The critical minerals agreement on battery manufacturing between the DRC and Zambia was mentioned as an example of where unions from the two countries could cooperate in organizing mineworkers. A study on transition minerals in the DRC, South Africa, Zambia, and Zimbabwe, identified the job creation potential in CTM/CRM.

The women in mining meeting on 24 October concluded that women in mining were underrepresented, poorly paid, faced discrimination, and were less likely to receive on the job training. There is a gender pay gap. The meeting recommended better working conditions, decent and quality jobs for women miners, an end to rampant sexual harassment, and the ratification and integration of ILO Convention 190 into national labour laws and workplace policies.

The coal mining unions global network meeting on 25 October whose theme was – climate change and the future of coal - urged coalminers through their trade unions to demand social dialogue and multistakeholder consultations to protect their interests during discussions to close coal mines. Additionally, climate financing by the World Bank and other international financial institutions must include social dialogue. The meeting heard about the preparations for COP28 and how unions will push for a Just Transition that protected labour interests.
Ben Davis from United Steelworkers of North America reported that laws were sometimes ineffective in addressing health and safety violations, wage discrimination, and subcontracting issues in CRM mining globally. However, in reference to the US, he said labour clauses in trade agreements were an effective tool. For example, the “rapid response labour mechanism” in the United States-Mexico-Canada Agreement enabled workers to file complaints leading to potential trade sanctions when freedom of association and collective bargaining were violated. The mechanism also led to improved wages and working conditions.

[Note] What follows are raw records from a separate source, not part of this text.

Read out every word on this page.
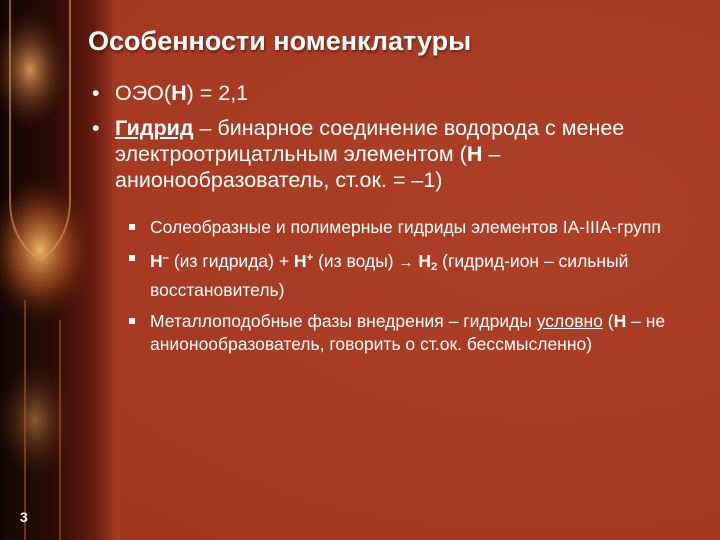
Особенности номенклатуры
• ОЭО(Н) = 2,1
• Гидрид – бинарное соединение водорода с менее электроотрицатльным элементом (Н – анионообразователь, ст.ок. = –1)
Солеобразные и полимерные гидриды элементов IA-IIIA-групп
Н– (из гидрида) + Н+ (из воды) → $Н_2$ (гидрид-ион – сильный восстановитель)
Металлоподобные фазы внедрения – гидриды условно (Н – не анионообразователь, говорить о ст.ок. бессмысленно)
3
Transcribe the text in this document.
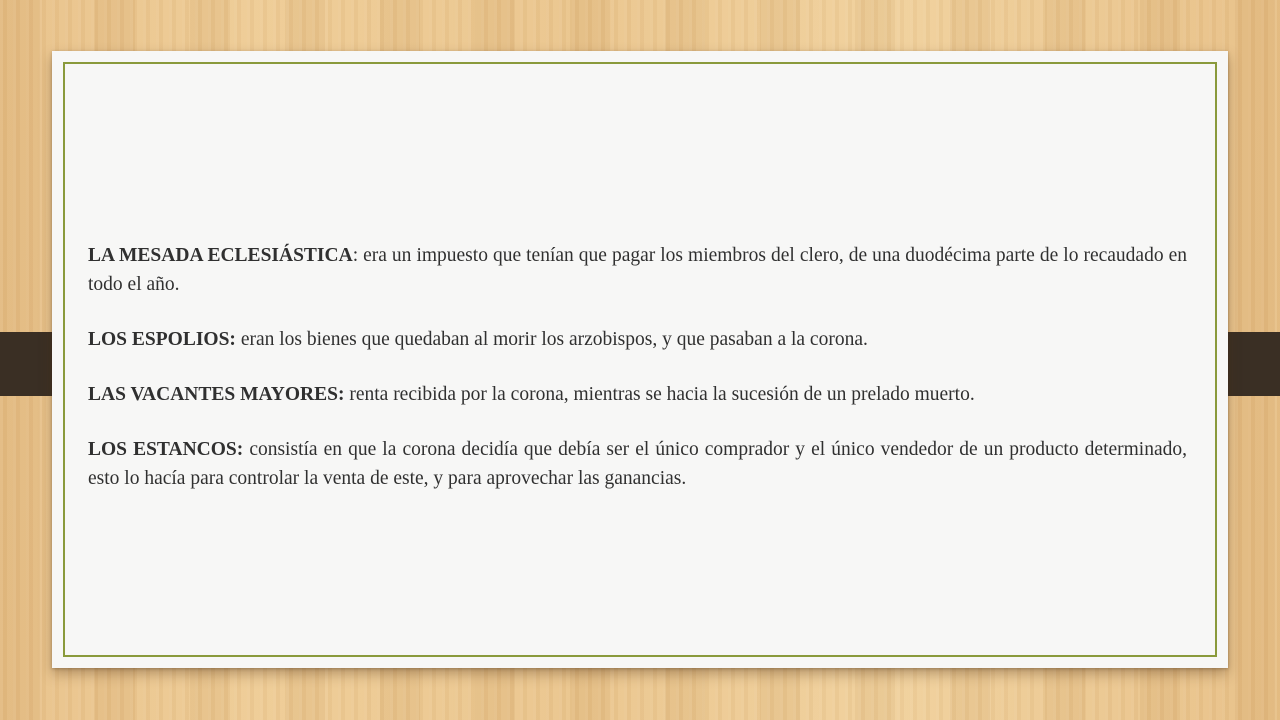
LA MESADA ECLESIÁSTICA: era un impuesto que tenían que pagar los miembros del clero, de una duodécima parte de lo recaudado en todo el año.

LOS ESPOLIOS: eran los bienes que quedaban al morir los arzobispos, y que pasaban a la corona.

LAS VACANTES MAYORES: renta recibida por la corona, mientras se hacia la sucesión de un prelado muerto.

LOS ESTANCOS: consistía en que la corona decidía que debía ser el único comprador y el único vendedor de un producto determinado, esto lo hacía para controlar la venta de este, y para aprovechar las ganancias.
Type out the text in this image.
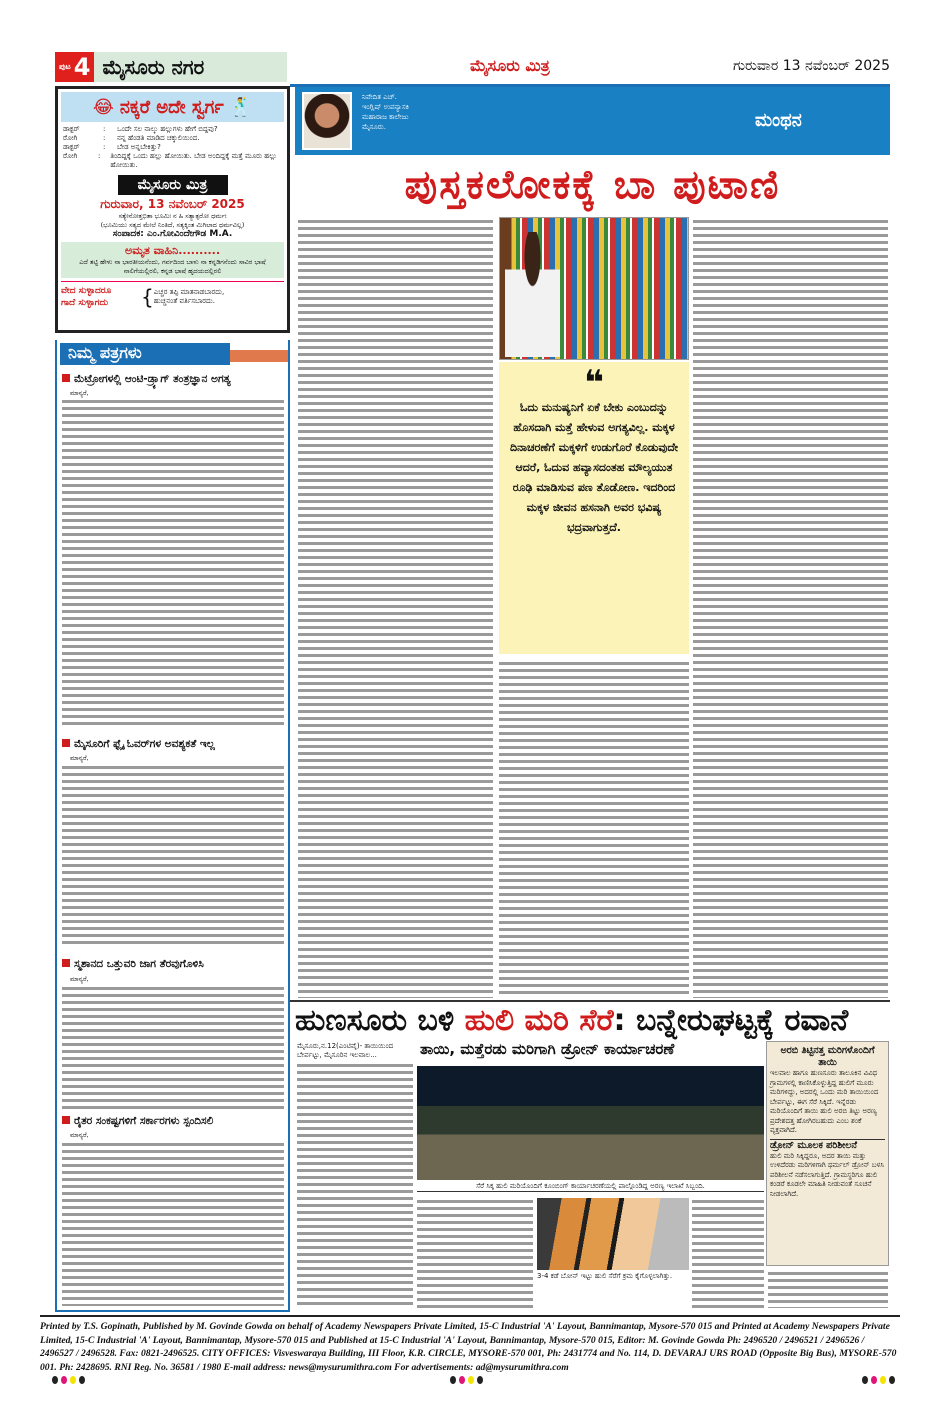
ಪುಟ 4 ಮೈಸೂರು ನಗರ	ಮೈಸೂರು ಮಿತ್ರ	ಗುರುವಾರ 13 ನವೆಂಬರ್ 2025
😂 ನಕ್ಕರೆ ಅದೇ ಸ್ವರ್ಗ 🕺
ಡಾಕ್ಟರ್	:	ಒಂದೇ ಸಲ ನಾಲ್ಕು ಹಲ್ಲುಗಳು ಹೇಗೆ ಬಿದ್ದವು?
ರೋಗಿ	:	ನನ್ನ ಹೆಂಡತಿ ಮಾಡಿದ ಚಕ್ಕುಲಿಯಿಂದ.
ಡಾಕ್ಟರ್	:	ಬೇಡ ಅನ್ನಬೇಕಿತ್ತು?
ರೋಗಿ	:	ತಿಂದಿದ್ದಕ್ಕೆ ಒಂದು ಹಲ್ಲು ಹೋಯಿತು. ಬೇಡ ಅಂದಿದ್ದಕ್ಕೆ ಮತ್ತೆ ಮೂರು ಹಲ್ಲು ಹೋಯಿತು.
ಮೈಸೂರು ಮಿತ್ರ
ಗುರುವಾರ, 13 ನವೆಂಬರ್ 2025
ಸತ್ಯೇನೋತ್ತಭಿತಾ ಭೂಮಿಃ ನ ಹಿ ಸತ್ಯಾತ್ಪರೋ ಧರ್ಮಃ
(ಭೂಮಿಯು ಸತ್ಯದ ಮೇಲೆ ನಿಂತಿದೆ, ಸತ್ಯಕ್ಕಿಂತ ಮಿಗಿಲಾದ ಧರ್ಮವಿಲ್ಲ)
ಸಂಪಾದಕ: ಎಂ.ಗೋವಿಂದೇಗೌಡ M.A.
ಅಮೃತ ವಾಹಿನಿ..........
ಎದೆ ತಟ್ಟಿ ಹೇಳು ನಾ ಭಾರತೀಯನೆಂದು, ಗರ್ವದಿಂದ ಬಾಳು ನಾ ಕನ್ನಡಿಗನೆಂದು ಸಾವಿರ ಭಾಷೆ ನಾಲಿಗೆಯಲ್ಲಿರಲಿ, ಕನ್ನಡ ಭಾಷೆ ಹೃದಯದಲ್ಲಿರಲಿ
ವೇದ ಸುಳ್ಳಾದರೂ
ಗಾದೆ ಸುಳ್ಳಾಗದು	{ ಎಚ್ಚರ ತಪ್ಪಿ ಮಾತನಾಡಬಾರದು,
ಹುಚ್ಚನಂತೆ ವರ್ತಿಸಬಾರದು.
ನಿಮ್ಮ ಪತ್ರಗಳು
ಮೆಟ್ರೋಗಳಲ್ಲಿ ಆಂಟಿ-ಡ್ರ್ಯಾಗ್ ತಂತ್ರಜ್ಞಾನ ಅಗತ್ಯ
ಮಾನ್ಯರೆ,
ಮೈಸೂರಿಗೆ ಫ್ಲೈ ಓವರ್‌ಗಳ ಅವಶ್ಯಕತೆ ಇಲ್ಲ
ಮಾನ್ಯರೆ,
ಸ್ಮಶಾನದ ಒತ್ತುವರಿ ಜಾಗ ತೆರವುಗೊಳಿಸಿ
ಮಾನ್ಯರೆ,
ರೈತರ ಸಂಕಷ್ಟಗಳಿಗೆ ಸರ್ಕಾರಗಳು ಸ್ಪಂದಿಸಲಿ
ಮಾನ್ಯರೆ,
ನಿವೇದಿತ ಎಚ್.
ಇಂಗ್ಲಿಷ್ ಉಪನ್ಯಾಸಕಿ
ಮಹಾರಾಜ ಕಾಲೇಜು
ಮೈಸೂರು.	ಮಂಥನ
ಪುಸ್ತಕಲೋಕಕ್ಕೆ ಬಾ ಪುಟಾಣಿ
❝
ಓದು ಮನುಷ್ಯನಿಗೆ ಏಕೆ ಬೇಕು ಎಂಬುದನ್ನು ಹೊಸದಾಗಿ ಮತ್ತೆ ಹೇಳುವ ಅಗತ್ಯವಿಲ್ಲ. ಮಕ್ಕಳ ದಿನಾಚರಣೆಗೆ ಮಕ್ಕಳಿಗೆ ಉಡುಗೊರೆ ಕೊಡುವುದೇ ಆದರೆ, ಓದುವ ಹವ್ಯಾಸದಂತಹ ಮೌಲ್ಯಯುತ ರೂಢಿ ಮಾಡಿಸುವ ಪಣ ತೊಡೋಣ. ಇದರಿಂದ ಮಕ್ಕಳ ಜೀವನ ಹಸನಾಗಿ ಅವರ ಭವಿಷ್ಯ ಭದ್ರವಾಗುತ್ತದೆ.
ಹುಣಸೂರು ಬಳಿ ಹುಲಿ ಮರಿ ಸೆರೆ: ಬನ್ನೇರುಘಟ್ಟಕ್ಕೆ ರವಾನೆ
ತಾಯಿ, ಮತ್ತೆರಡು ಮರಿಗಾಗಿ ಡ್ರೋನ್ ಕಾರ್ಯಾಚರಣೆ
ಮೈಸೂರು,ನ.12(ಎಂಟಿವೈ)- ತಾಯಿಯಿಂದ ಬೇರ್ಪಟ್ಟು, ಮೈಸೂರಿನ ಇಲವಾಲ...
ಸೆರೆ ಸಿಕ್ಕ ಹುಲಿ ಮರಿಯೊಂದಿಗೆ ಕೂಂಬಿಂಗ್ ಕಾರ್ಯಾಚರಣೆಯಲ್ಲಿ ಪಾಲ್ಗೊಂಡಿದ್ದ ಅರಣ್ಯ ಇಲಾಖೆ ಸಿಬ್ಬಂದಿ.
3-4 ಕಡೆ ಬೋನ್ ಇಟ್ಟು ಹುಲಿ ಸೆರೆಗೆ ಕ್ರಮ ಕೈಗೊಳ್ಳಲಾಗಿತ್ತು.
ಅರಬಿ ತಿಟ್ಟಿನತ್ತ ಮರಿಗಳೊಂದಿಗೆ ತಾಯಿ

ಇಲವಾಲ ಹಾಗೂ ಹುಣಸೂರು ತಾಲೂಕಿನ ವಿವಿಧ ಗ್ರಾಮಗಳಲ್ಲಿ ಕಾಣಿಸಿಕೊಳ್ಳುತ್ತಿದ್ದ ಹುಲಿಗೆ ಮೂರು ಮರಿಗಳಿದ್ದು, ಅದರಲ್ಲಿ ಒಂದು ಮರಿ ತಾಯಿಯಿಂದ ಬೇರ್ಪಟ್ಟು, ಈಗ ಸೆರೆ ಸಿಕ್ಕಿದೆ. ಇನ್ನೆರಡು ಮರಿಯೊಂದಿಗೆ ತಾಯಿ ಹುಲಿ ಅರಬಿ ತಿಟ್ಟು ಅರಣ್ಯ ಪ್ರದೇಶದತ್ತ ಹೋಗಿರಬಹುದು ಎಂಬ ಶಂಕೆ ವ್ಯಕ್ತವಾಗಿದೆ.

ಡ್ರೋನ್ ಮೂಲಕ ಪರಿಶೀಲನೆ

ಹುಲಿ ಮರಿ ಸಿಕ್ಕಿದ್ದರೂ, ಅದರ ತಾಯಿ ಮತ್ತು ಉಳಿದೆರಡು ಮರಿಗಳಿಗಾಗಿ ಥರ್ಮಲ್ ಡ್ರೋನ್ ಬಳಸಿ ಪರಿಶೀಲನೆ ನಡೆಸಲಾಗುತ್ತಿದೆ. ಗ್ರಾಮಸ್ಥರಿಗೂ ಹುಲಿ ಕಂಡರೆ ಕೂಡಲೇ ಮಾಹಿತಿ ನೀಡುವಂತೆ ಸೂಚನೆ ನೀಡಲಾಗಿದೆ.

Printed by T.S. Gopinath, Published by M. Govinde Gowda on behalf of Academy Newspapers Private Limited, 15-C Industrial 'A' Layout, Bannimantap, Mysore-570 015 and Printed at Academy Newspapers Private Limited, 15-C Industrial 'A' Layout, Bannimantap, Mysore-570 015 and Published at 15-C Industrial 'A' Layout, Bannimantap, Mysore-570 015, Editor: M. Govinde Gowda Ph: 2496520 / 2496521 / 2496526 / 2496527 / 2496528. Fax: 0821-2496525. CITY OFFICES: Visveswaraya Building, III Floor, K.R. CIRCLE, MYSORE-570 001, Ph: 2431774 and No. 114, D. DEVARAJ URS ROAD (Opposite Big Bus), MYSORE-570 001. Ph: 2428695. RNI Reg. No. 36581 / 1980 E-mail address: news@mysurumithra.com For advertisements: ad@mysurumithra.com
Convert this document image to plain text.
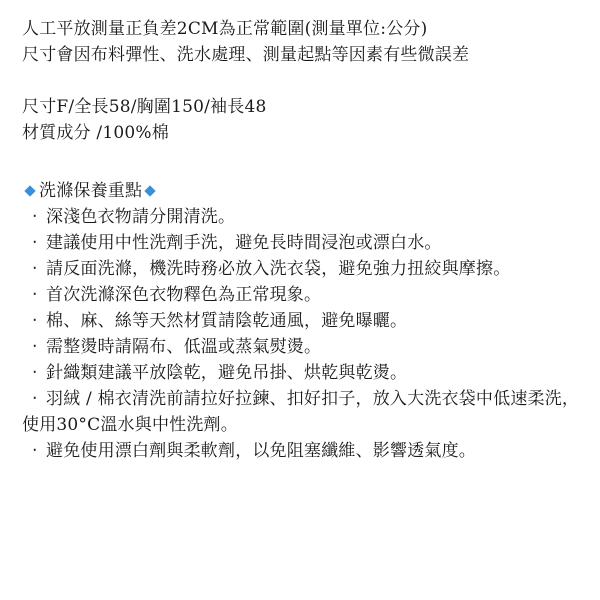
人工平放測量正負差2CM為正常範圍(測量單位:公分)
尺寸會因布料彈性、洗水處理、測量起點等因素有些微誤差
尺寸F/全長58/胸圍150/袖長48
材質成分 /100%棉
洗滌保養重點
‧ 深淺色衣物請分開清洗。
‧ 建議使用中性洗劑手洗，避免長時間浸泡或漂白水。
‧ 請反面洗滌，機洗時務必放入洗衣袋，避免強力扭絞與摩擦。
‧ 首次洗滌深色衣物釋色為正常現象。
‧ 棉、麻、絲等天然材質請陰乾通風，避免曝曬。
‧ 需整燙時請隔布、低溫或蒸氣熨燙。
‧ 針織類建議平放陰乾，避免吊掛、烘乾與乾燙。
‧ 羽絨 / 棉衣清洗前請拉好拉鍊、扣好扣子，放入大洗衣袋中低速柔洗，使用30°C溫水與中性洗劑。
‧ 避免使用漂白劑與柔軟劑，以免阻塞纖維、影響透氣度。
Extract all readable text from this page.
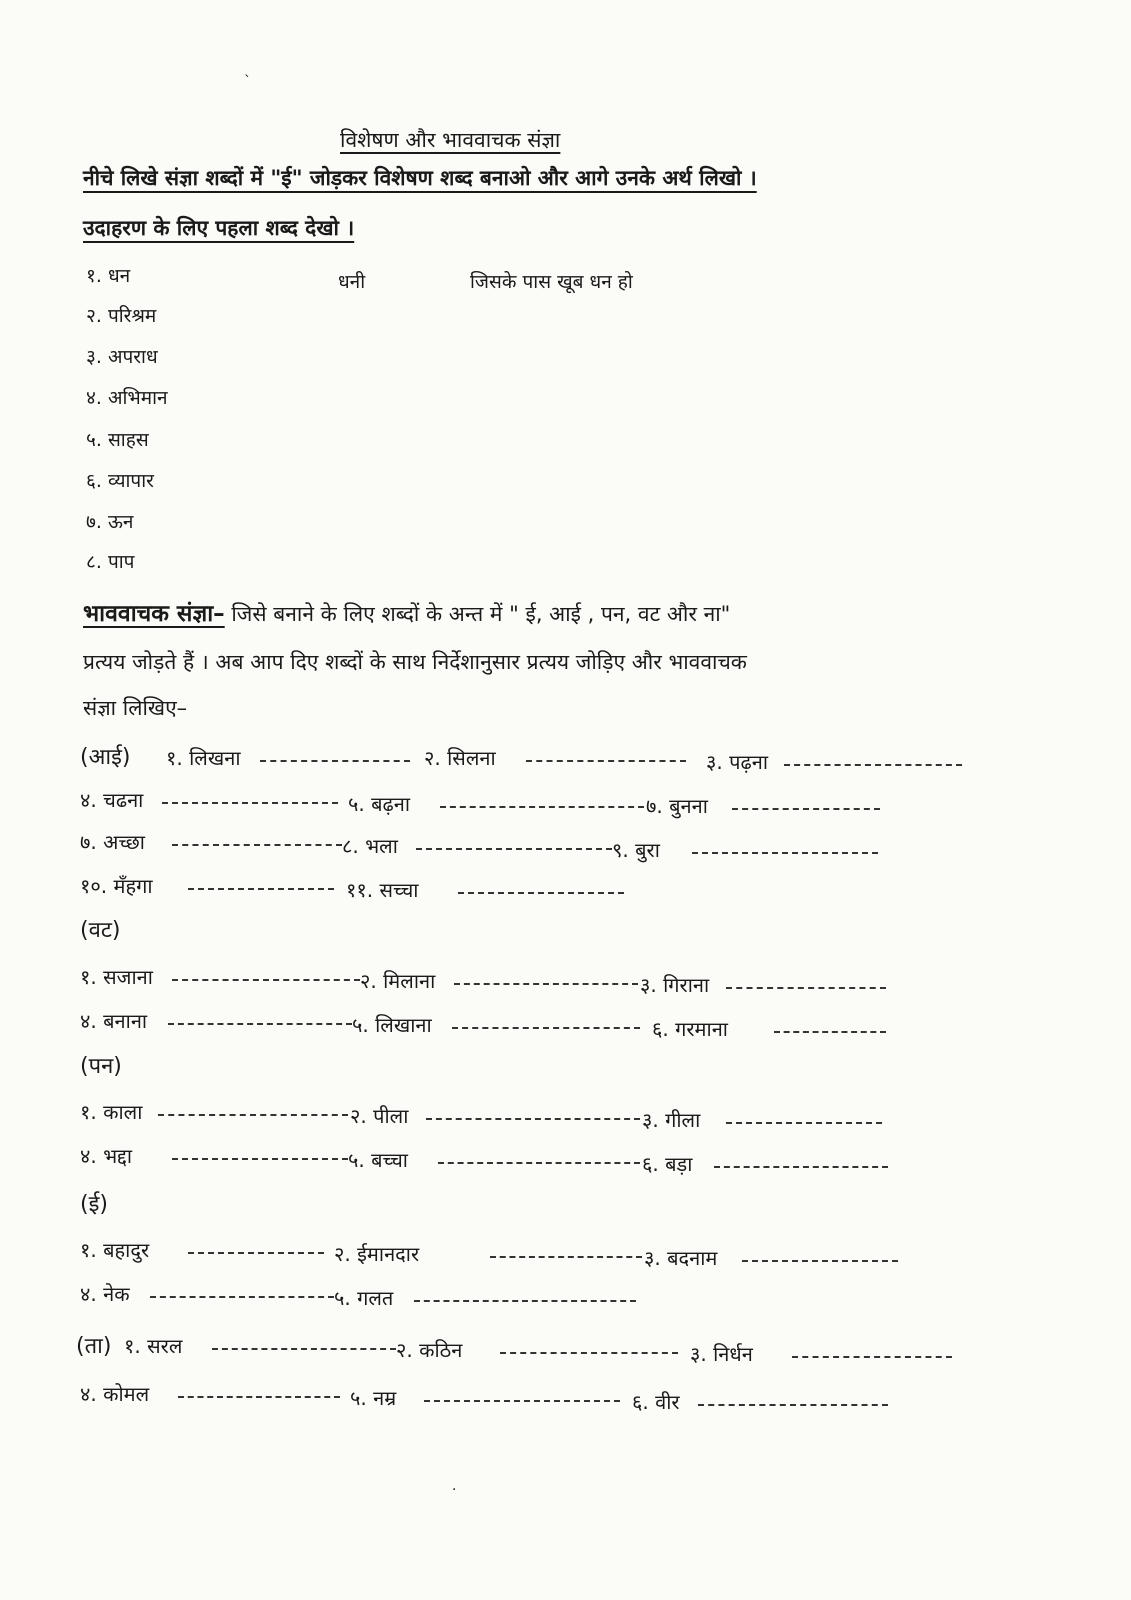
विशेषण और भाववाचक संज्ञा
नीचे लिखे संज्ञा शब्दों में "ई" जोड़कर विशेषण शब्द बनाओ और आगे उनके अर्थ लिखो ।
उदाहरण के लिए पहला शब्द देखो ।
१. धन	धनी	जिसके पास खूब धन हो
२. परिश्रम
३. अपराध
४. अभिमान
५. साहस
६. व्यापार
७. ऊन
८. पाप
भाववाचक संज्ञा– जिसे बनाने के लिए शब्दों के अन्त में " ई, आई , पन, वट और ना"
प्रत्यय जोड़ते हैं । अब आप दिए शब्दों के साथ निर्देशानुसार प्रत्यय जोड़िए और भाववाचक
संज्ञा लिखिए–
(आई) १. लिखना	२. सिलना	३. पढ़ना
४. चढना	५. बढ़ना	७. बुनना
७. अच्छा	८. भला	९. बुरा
१०. मँहगा	११. सच्चा
(वट)
१. सजाना	२. मिलाना	३. गिराना
४. बनाना	५. लिखाना	६. गरमाना
(पन)
१. काला	२. पीला	३. गीला
४. भद्दा	५. बच्चा	६. बड़ा
(ई)
१. बहादुर	२. ईमानदार	३. बदनाम
४. नेक	५. गलत
(ता) १. सरल	२. कठिन	३. निर्धन
४. कोमल	५. नम्र	६. वीर
ˋ
·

“Affiliates in the mining sector need a CTM/CRM action plan with organizing and campaign strategies. This plan must include human rights due diligence and the promotion of social and environmental justice. Inclusive of women and young workers, the plan must be a strategy to build union power along the supply chain,”

said Lucineide Varjao Soares, IndustriALL sector co-chair.  
Dominic Lemieux, also sector co-chair emphasized:

“IndustriALL must review strategies and support members and communities on decarbonization challenges. Mining companies must include workers and communities in their decarbonization plans through social dialogue.”

Glen Mpufane, IndustriALL director for mining said:

“Focusing on national mining policy is important as CRM access is a major battlefield in the Global South. The challenge is how to achieve technology transfer and value addition in the supply chain for mineral processing as key to maximising benefits from mining for the developing countries. In Europe, there is need for a coordinated response to EU-level policies that include the Battery Alliance, EIT Raw Material Alliance, and EU level campaigning. Standard setting and labour-specific guidelines across the supply chain that links consumption to production are key demands for unions.”